More than one fourth of patients (28 percent) resided in HSAs with no radiation oncologist. Compared to patients in areas with a density level greater than zero, these patients traveled nearly three times as far for treatment. They also were more likely to travel to receive RT at an NCI-designated or comprehensive academic facility. The influence of density level was not significant in multivariate analyses controlling for patient characteristics such as age, race and insurance status, however, indicating that, unlike travel distance, physician availability does not directly impact likelihood of receiving RT to treat stage II/III rectal cancer.
"We were surprised that so many areas across the country do not have practicing radiation oncologists," said Christine Olsen, MD, MS, a radiation oncologist at Massachusetts General Hospital, and former chair of ASTRO's Workforce Subcommittee. "That this availability did not significantly impact whether patients received radiation signifies the strength of the referral system and in securing access to cancer care."

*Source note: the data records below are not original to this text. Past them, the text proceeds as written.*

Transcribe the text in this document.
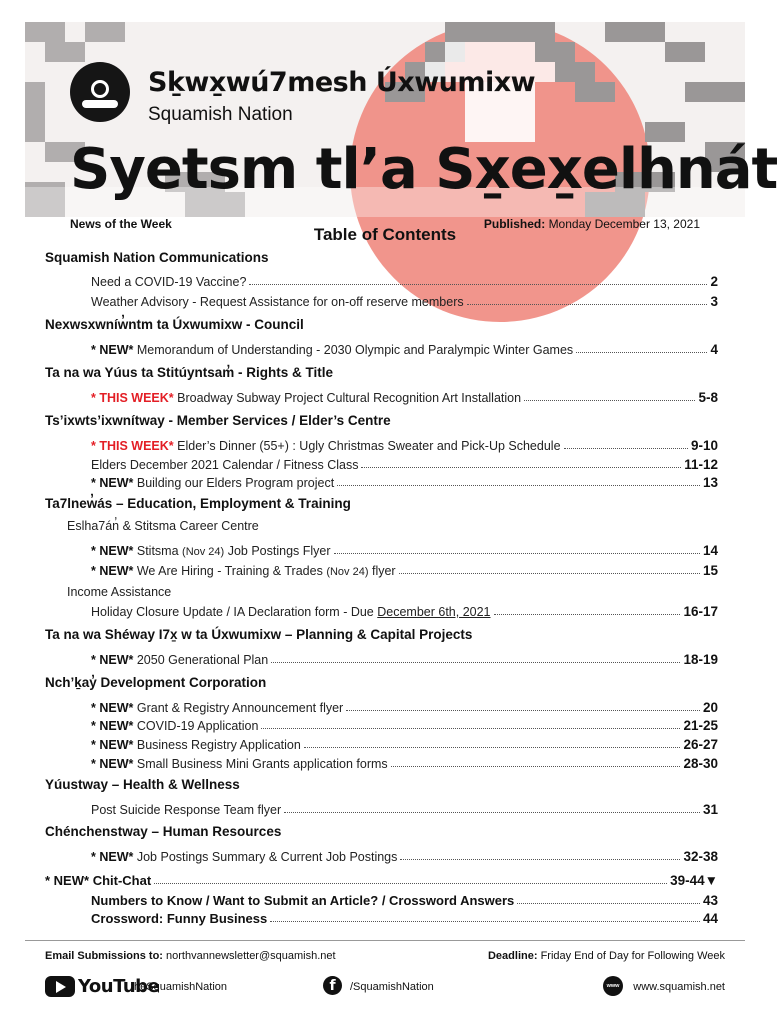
Sḵwx̱wú7mesh Úxwumixw
Squamish Nation
Syetsm tl’a Sx̱ex̱elhnát
News of the Week	Published: Monday December 13, 2021
Table of Contents
Squamish Nation Communications
Need a COVID-19 Vaccine?	2
Weather Advisory - Request Assistance for on-off reserve members	3
Nexwsxwníw̓ntm ta Úxwumixw - Council
* NEW* Memorandum of Understanding - 2030 Olympic and Paralympic Winter Games	4
Ta na wa Yúus ta Stitúyntsam̓ - Rights & Title
* THIS WEEK* Broadway Subway Project Cultural Recognition Art Installation	5-8
Ts’ixwts’ixwnítway - Member Services / Elder’s Centre
* THIS WEEK* Elder’s Dinner (55+) : Ugly Christmas Sweater and Pick-Up Schedule	9-10
Elders December 2021 Calendar / Fitness Class	11-12
* NEW* Building our Elders Program project	13
Ta7lnew̓ás – Education, Employment & Training
Eslha7án̓ & Stitsma Career Centre
* NEW* Stitsma (Nov 24) Job Postings Flyer	14
* NEW* We Are Hiring - Training & Trades (Nov 24) flyer	15
Income Assistance
Holiday Closure Update / IA Declaration form - Due December 6th, 2021	16-17
Ta na wa Shéway I7x̱ w ta Úxwumixw – Planning & Capital Projects
* NEW* 2050 Generational Plan	18-19
Nch’ḵay̓ Development Corporation
* NEW* Grant & Registry Announcement flyer	20
* NEW* COVID-19 Application	21-25
* NEW* Business Registry Application	26-27
* NEW* Small Business Mini Grants application forms	28-30
Yúustway – Health & Wellness
Post Suicide Response Team flyer	31
Chénchenstway – Human Resources
* NEW* Job Postings Summary & Current Job Postings	32-38
* NEW* Chit-Chat	39-44▼
Numbers to Know / Want to Submit an Article? / Crossword Answers	43
Crossword: Funny Business	44
Email Submissions to: northvannewsletter@squamish.net	Deadline: Friday End of Day for Following Week
YouTube
theSquamishNation	f	/SquamishNation	www	www.squamish.net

Previous research cited in the article found that radiation oncologists, compared to other oncology specialists, are less geographically diverse and less geographically accessible, as they tend to be more concentrated around academic hubs. Findings from this study, however, suggest that the potential negative impact of this geographic maldistribution is circumvented by a network of referrals between physicians and facilities, as well as the willingness of many patients to travel for their cancer care.
In addition to examining travel distance and physician availability as barriers to RT access, the study also found links between several patient characteristics and receipt of RT. Specifically, patients were less likely to receive RT if they were female, nonwhite, age 50 years or older, or had one or more comorbidities.

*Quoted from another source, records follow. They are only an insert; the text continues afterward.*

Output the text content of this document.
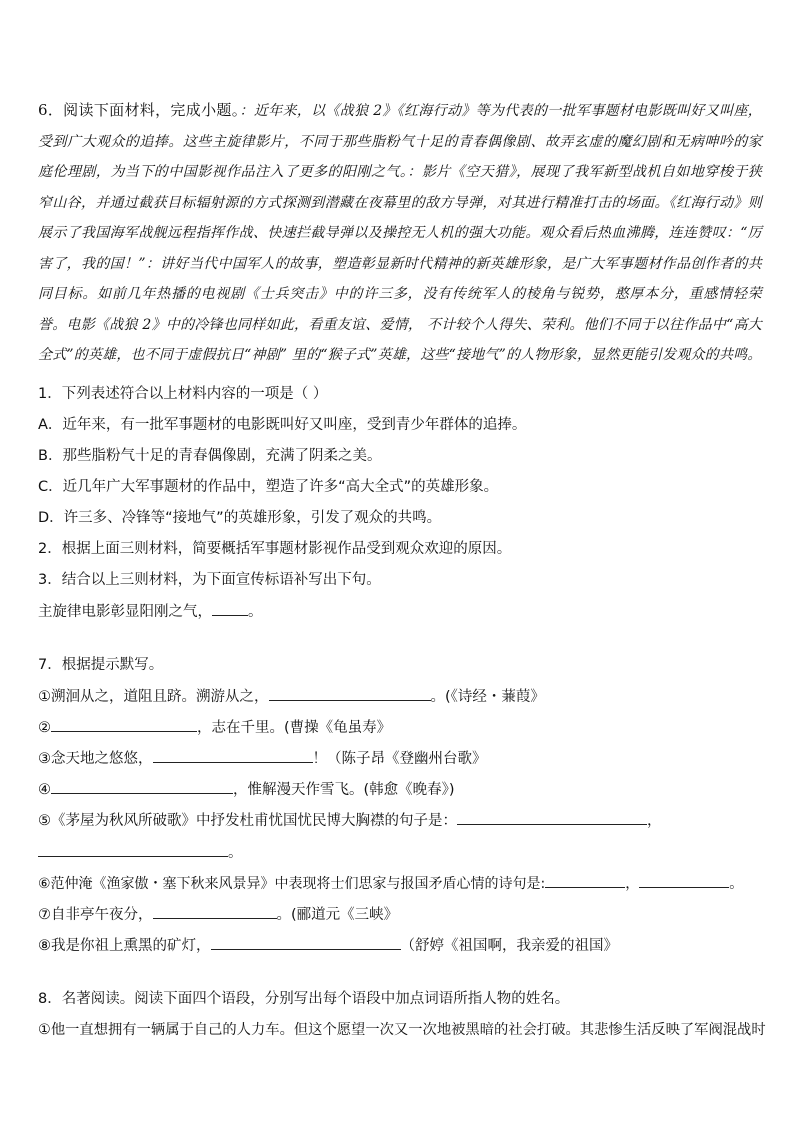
6．阅读下面材料，完成小题。：近年来，以《战狼 2》《红海行动》等为代表的一批军事题材电影既叫好又叫座，受到广大观众的追捧。这些主旋律影片，不同于那些脂粉气十足的青春偶像剧、故弄玄虚的魔幻剧和无病呻吟的家庭伦理剧，为当下的中国影视作品注入了更多的阳刚之气。：影片《空天猎》，展现了我军新型战机自如地穿梭于狭窄山谷，并通过截获目标辐射源的方式探测到潜藏在夜幕里的敌方导弹，对其进行精准打击的场面。《红海行动》则展示了我国海军战舰远程指挥作战、快速拦截导弹以及操控无人机的强大功能。观众看后热血沸腾，连连赞叹：“厉害了，我的国！”：讲好当代中国军人的故事，塑造彰显新时代精神的新英雄形象，是广大军事题材作品创作者的共同目标。如前几年热播的电视剧《士兵突击》中的许三多，没有传统军人的棱角与锐势，憨厚本分，重感情轻荣誉。电影《战狼 2》中的冷锋也同样如此，看重友谊、爱情， 不计较个人得失、荣利。他们不同于以往作品中“高大全式”的英雄，也不同于虚假抗日“神剧” 里的“猴子式”英雄，这些“接地气”的人物形象，显然更能引发观众的共鸣。
1．下列表述符合以上材料内容的一项是（ ）
A．近年来，有一批军事题材的电影既叫好又叫座，受到青少年群体的追捧。
B．那些脂粉气十足的青春偶像剧，充满了阴柔之美。
C．近几年广大军事题材的作品中，塑造了许多“高大全式”的英雄形象。
D．许三多、冷锋等“接地气”的英雄形象，引发了观众的共鸣。
2．根据上面三则材料，简要概括军事题材影视作品受到观众欢迎的原因。
3．结合以上三则材料，为下面宣传标语补写出下句。
主旋律电影彰显阳刚之气， 。
7．根据提示默写。
①溯洄从之，道阻且跻。溯游从之，	。(《诗经・蒹葭》
②	，志在千里。(曹操《龟虽寿》
③念天地之悠悠，	！（陈子昂《登幽州台歌》
④	，惟解漫天作雪飞。(韩愈《晚春》)
⑤《茅屋为秋风所破歌》中抒发杜甫忧国忧民博大胸襟的句子是：	，
。
⑥范仲淹《渔家傲・塞下秋来风景异》中表现将士们思家与报国矛盾心情的诗句是:	，	。
⑦自非亭午夜分，	。(郦道元《三峡》
⑧我是你祖上熏黑的矿灯，	（舒婷《祖国啊，我亲爱的祖国》
8．名著阅读。阅读下面四个语段，分别写出每个语段中加点词语所指人物的姓名。
①他一直想拥有一辆属于自己的人力车。但这个愿望一次又一次地被黑暗的社会打破。其悲惨生活反映了军阀混战时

Patient information for the study was drawn from 26,845 records in the NCDB, which is a jointly-sponsored project of the American Cancer Society and the American College of Surgeons that aggregates data from more than 1,500 facilities accredited by the Commission on Cancer (CoC) and includes approximately 70% of all cancer cases newly diagnosed in the United States. Records for patients diagnosed with stage II or III rectal cancer between 2007 and 2010 were considered eligible for the analyses if they met several additional criteria: patients were age 18 to 80 years, received cancer-directed surgery within six months of diagnosis, had no distant metastasis and were surgically treated at facilities accredited by the CoC.
Patients in the study cohort were mostly male (60 percent), non-Hispanic white (74 percent) and from urban areas (78 percent; 20 percent rural). The median age was 60, and only 24 percent of patients were younger than age 51. In terms of disease stage, 58 percent of patients were diagnosed with stage III rectal cancer, and 42 percent were diagnosed with stage II disease. More than three quarters of the patients (77 percent) had a Charlson comorbidity score of zero. The majority of patients resided in the South (38 percent) or Midwest (27 percent), with 19 percent of patients in the Northeast and 16 percent in the West. The most common type of insurance status was private coverage (54 percent), followed by Medicare (34 percent), Medicaid (6 percent), and uninsured (5 percent).

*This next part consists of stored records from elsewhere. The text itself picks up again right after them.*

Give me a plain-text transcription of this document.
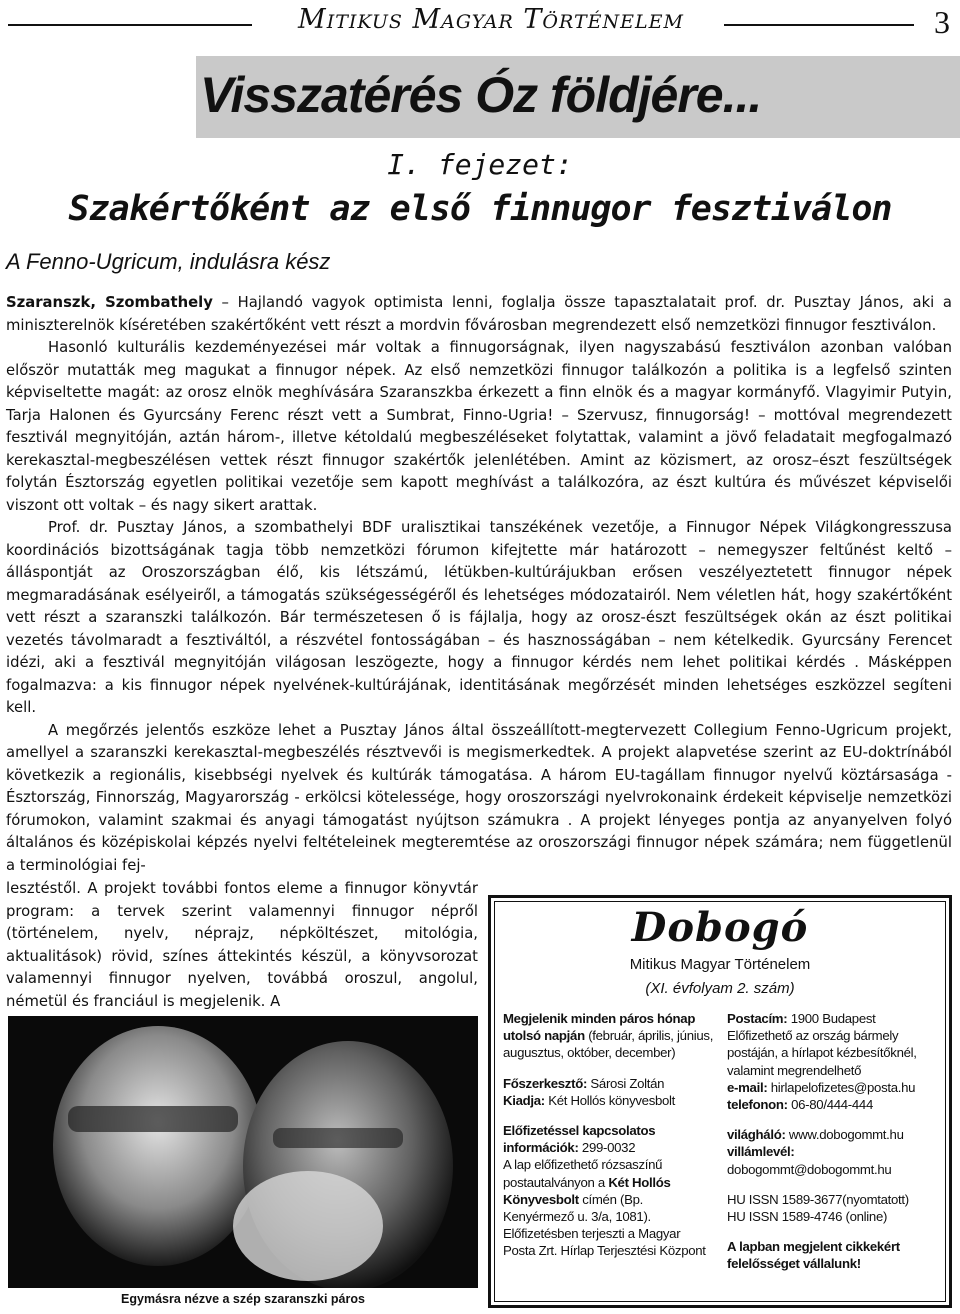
Mitikus Magyar Történelem	3
Visszatérés Óz földjére...
I. fejezet:
Szakértőként az első finnugor fesztiválon
A Fenno-Ugricum, indulásra kész

Szaranszk, Szombathely – Hajlandó vagyok optimista lenni, foglalja össze tapasztalatait prof. dr. Pusztay János, aki a miniszterelnök kíséretében szakértőként vett részt a mordvin fővárosban megrendezett első nemzetközi finnugor fesztiválon.

Hasonló kulturális kezdeményezései már voltak a finnugorságnak, ilyen nagyszabású fesztiválon azonban valóban először mutatták meg magukat a finnugor népek. Az első nemzetközi finnugor találkozón a politika is a legfelső szinten képviseltette magát: az orosz elnök meghívására Szaranszkba érkezett a finn elnök és a magyar kormányfő. Vlagyimir Putyin, Tarja Halonen és Gyurcsány Ferenc részt vett a Sumbrat, Finno-Ugria! – Szervusz, finnugorság! – mottóval megrendezett fesztivál megnyitóján, aztán három-, illetve kétoldalú megbeszéléseket folytattak, valamint a jövő feladatait megfogalmazó kerekasztal-megbeszélésen vettek részt finnugor szakértők jelenlétében. Amint az közismert, az orosz–észt feszültségek folytán Észtország egyetlen politikai vezetője sem kapott meghívást a találkozóra, az észt kultúra és művészet képviselői viszont ott voltak – és nagy sikert arattak.

Prof. dr. Pusztay János, a szombathelyi BDF uralisztikai tanszékének vezetője, a Finnugor Népek Világkongresszusa koordinációs bizottságának tagja több nemzetközi fórumon kifejtette már határozott – nemegyszer feltűnést keltő – álláspontját az Oroszországban élő, kis létszámú, létükben-kultúrájukban erősen veszélyeztetett finnugor népek megmaradásának esélyeiről, a támogatás szükségességéről és lehetséges módozatairól. Nem véletlen hát, hogy szakértőként vett részt a szaranszki találkozón. Bár természetesen ő is fájlalja, hogy az orosz-észt feszültségek okán az észt politikai vezetés távolmaradt a fesztiváltól, a részvétel fontosságában – és hasznosságában – nem kételkedik. Gyurcsány Ferencet idézi, aki a fesztivál megnyitóján világosan leszögezte, hogy a finnugor kérdés nem lehet politikai kérdés . Másképpen fogalmazva: a kis finnugor népek nyelvének-kultúrájának, identitásának megőrzését minden lehetséges eszközzel segíteni kell.

A megőrzés jelentős eszköze lehet a Pusztay János által összeállított-megtervezett Collegium Fenno-Ugricum projekt, amellyel a szaranszki kerekasztal-megbeszélés résztvevői is megismerkedtek. A projekt alapvetése szerint az EU-doktrínából következik a regionális, kisebbségi nyelvek és kultúrák támogatása. A három EU-tagállam finnugor nyelvű köztársasága - Észtország, Finnország, Magyarország - erkölcsi kötelessége, hogy oroszországi nyelvrokonaink érdekeit képviselje nemzetközi fórumokon, valamint szakmai és anyagi támogatást nyújtson számukra . A projekt lényeges pontja az anyanyelven folyó általános és középiskolai képzés nyelvi feltételeinek megteremtése az oroszországi finnugor népek számára; nem függetlenül a terminológiai fej-

lesztéstől. A projekt további fontos eleme a finnugor könyvtár program: a tervek szerint valamennyi finnugor népről (történelem, nyelv, néprajz, népköltészet, mitológia, aktualitások) rövid, színes áttekintés készül, a könyvsorozat valamennyi finnugor nyelven, továbbá oroszul, angolul, németül és franciául is megjelenik. A
Egymásra nézve a szép szaranszki páros
Dobogó
Mitikus Magyar Történelem
(XI. évfolyam 2. szám)
Megjelenik minden páros hónap utolsó napján (február, április, június, augusztus, október, december)
Főszerkesztő: Sárosi Zoltán
Kiadja: Két Hollós könyvesbolt
Előfizetéssel kapcsolatos információk: 299-0032
A lap előfizethető rózsaszínű postautalványon a Két Hollós Könyvesbolt címén (Bp. Kenyérmező u. 3/a, 1081).
Előfizetésben terjeszti a Magyar Posta Zrt. Hírlap Terjesztési Központ
Postacím: 1900 Budapest
Előfizethető az ország bármely postáján, a hírlapot kézbesítőknél, valamint megrendelhető
e-mail: hirlapelofizetes@posta.hu
telefonon: 06-80/444-444
világháló: www.dobogommt.hu
villámlevél:
dobogommt@dobogommt.hu
HU ISSN 1589-3677(nyomtatott)
HU ISSN 1589-4746 (online)
A lapban megjelent cikkekért felelősséget vállalunk!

Physician information was collected from the Centers for Medicare & Medicaid Services Physician Compare dataset, which compiles demographic, geographic and specialty data for health care providers who submitted claims to Medicare within the previous 12 months. A total of 4,253 radiation oncologists were identified.
Chi-squared tests and generalized estimating equations, a type of multivariate analysis, were used to test for associations between density level, travel distance, other patient characteristics and receipt of RT.